Words by Baz Bardoe
The Music Swop Shop in Elgin street Carlton emanates history. I always wonder how many instruments bought there have wound up on some of the nation’s stages, in the hands of who knows. The shop has been at the centre of a complex web of exchanges for longer than anyone seems able to remember, playing a pivotal role in Melbourne’s music culture. Many years ago I made an agreement with a fellow electronic music producer to only use items purchased here and the results were extremely good. You can literally find almost anything you want.
As an electronic music maker I find trawling through the items which turn up at the shop fascinating. Currently they have a Korg DDM-220 for example. Originally created in the mid 80s, it is a percussion oriented rhythm machine designed to complement the DDM-110 drum machine. Like so many products from this era it disappoints in terms of what it is actually intended to do, yet it is completely fabulous in terms of unintended consequences. Much in the same way as the Roland TB303’s ‘gimmick circuits’ didn’t make for very good ‘bass accompaniment’, this little box fails in terms of the authenticity of its sounds, but wins because they are so cool, cheesy and at times robotic. People seeking that retro sound may find this unit quite endearing.

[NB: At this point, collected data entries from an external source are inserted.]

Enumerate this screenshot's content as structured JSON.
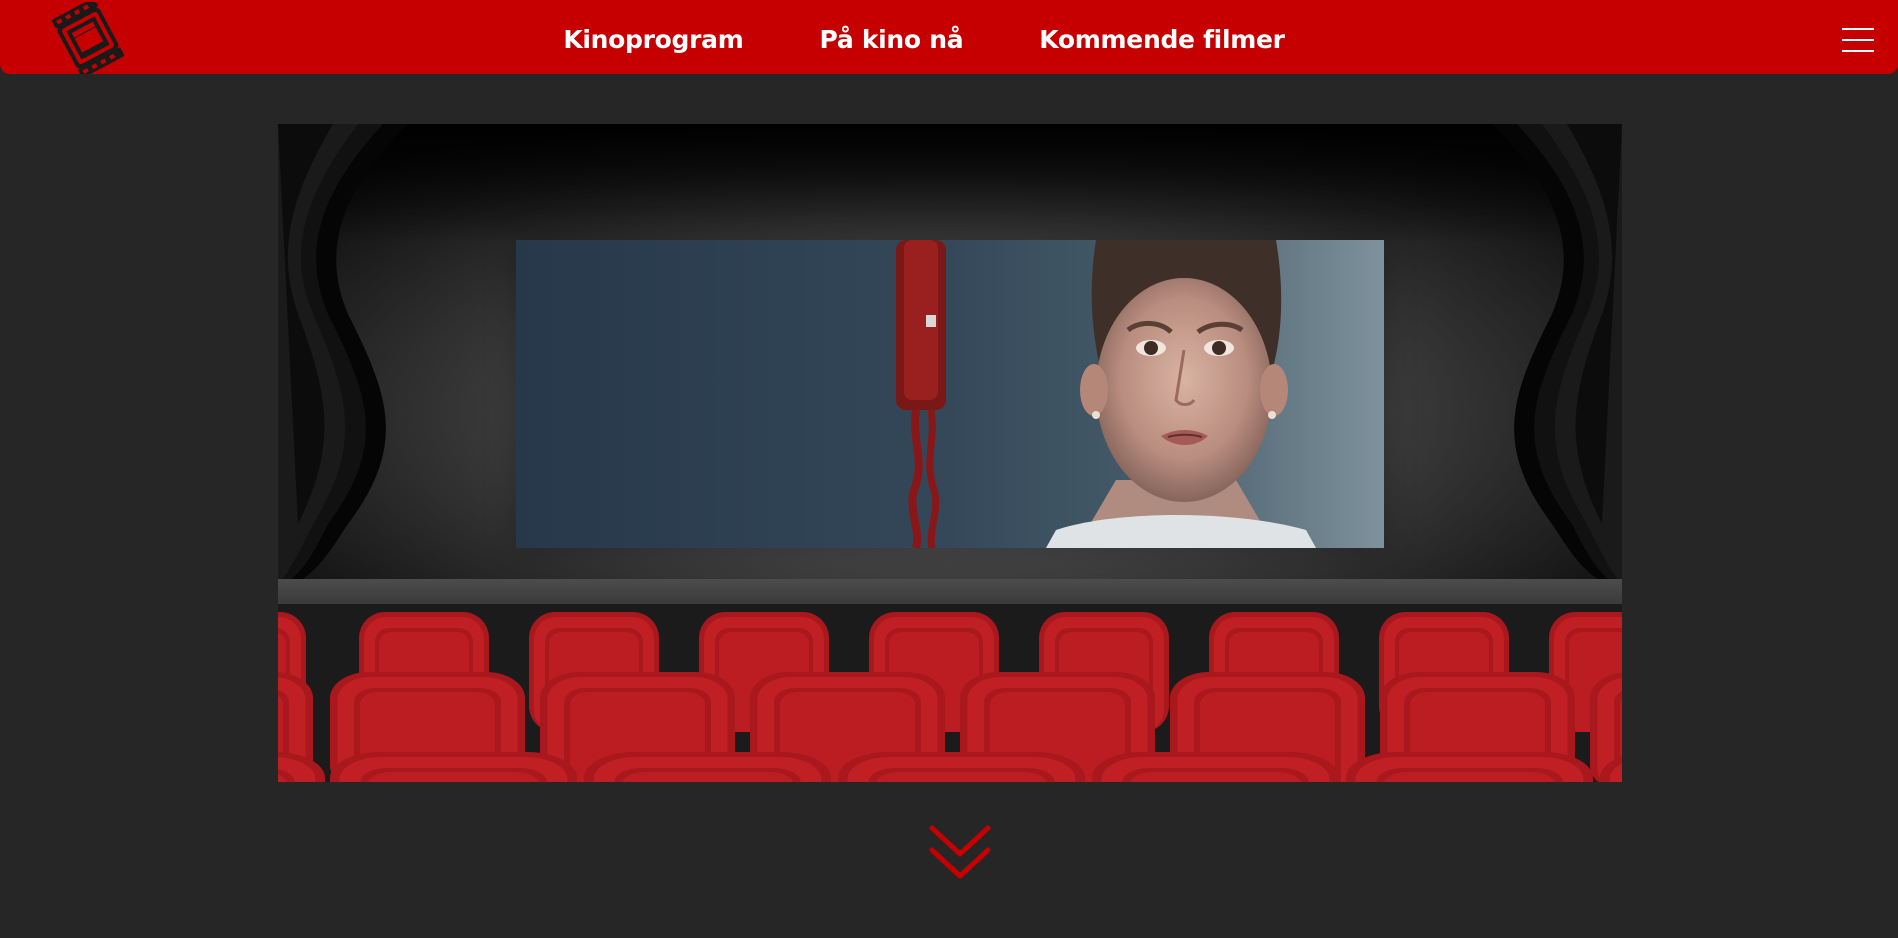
{
  "header": {
    "logo_icon": "film-reel-clapperboard-icon",
    "nav": [
      {
        "label": "Kinoprogram"
      },
      {
        "label": "På kino nå"
      },
      {
        "label": "Kommende filmer"
      }
    ],
    "menu_icon": "hamburger-menu-icon",
    "brand_color": "#c60000"
  },
  "hero": {
    "screen_image": "movie-still-woman-red-wall-phone",
    "seat_color": "#c01f24"
  },
  "scroll_icon": "double-chevron-down-icon"
}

By the time the 90s came along electronic music, especially dance music, was at its zenith. Plenty of kit from the 80s were being used to make the archetypal sounds and hence, prices skyrocketed. The frenzy of interest meant that product makers developed whole new items that would reference popular kit and in some cases, entire new product lines. Roland, whose vintage kit had wound up at the centre of the explosion, released their ‘Groove’ gear. First there was the MC-303 which aesthetically bowed in the direction of the iconic TB-303, while being a very different kind of unit. It is a digital machine and the sounds and filter sweeps can’t compare with vintage kit, but it was an affordable option for those wanting to break into hardware and live work. For me it was a turning point and yes, the shop has one.
But better still, the shop has the next generation: The MC-505 and the SP-808.
The MC-505 had much better sounds and control parameters than its predecessor.
It was a serious bit of kit that made its way into many studios and live rigs. Around this time Roland also released the superb SP-808 which is a sampling based production workstation, designed to complement the MC-505, or stand alone. The shop has examples of both of these and they still stand up quite well.
For a while it looked like software would replace hardware altogether, but as Brian Eno once opined: there is an ergonomic element to making music that is central to the whole experience. We have seen a great many robust and playable set-ups that combine software with hardware interfaces. A good example is Native Instruments’ Maschine. A very twenty-first century approach to loop based music making, it neatly encapsulates the advantages of these hybrid set-ups with the flexibility and detail of software. Yes, the shop has one.
In fact, the shop seems to have almost everything at the moment. When you first walk in you will most likely notice the guitars — there are a LOT of them. Beyond that is every permutation of amps, recording devices, various hi tech and curiosity items you can imagine. A creative continuum that stretches way back, Music Swop Shop is well worth exploring.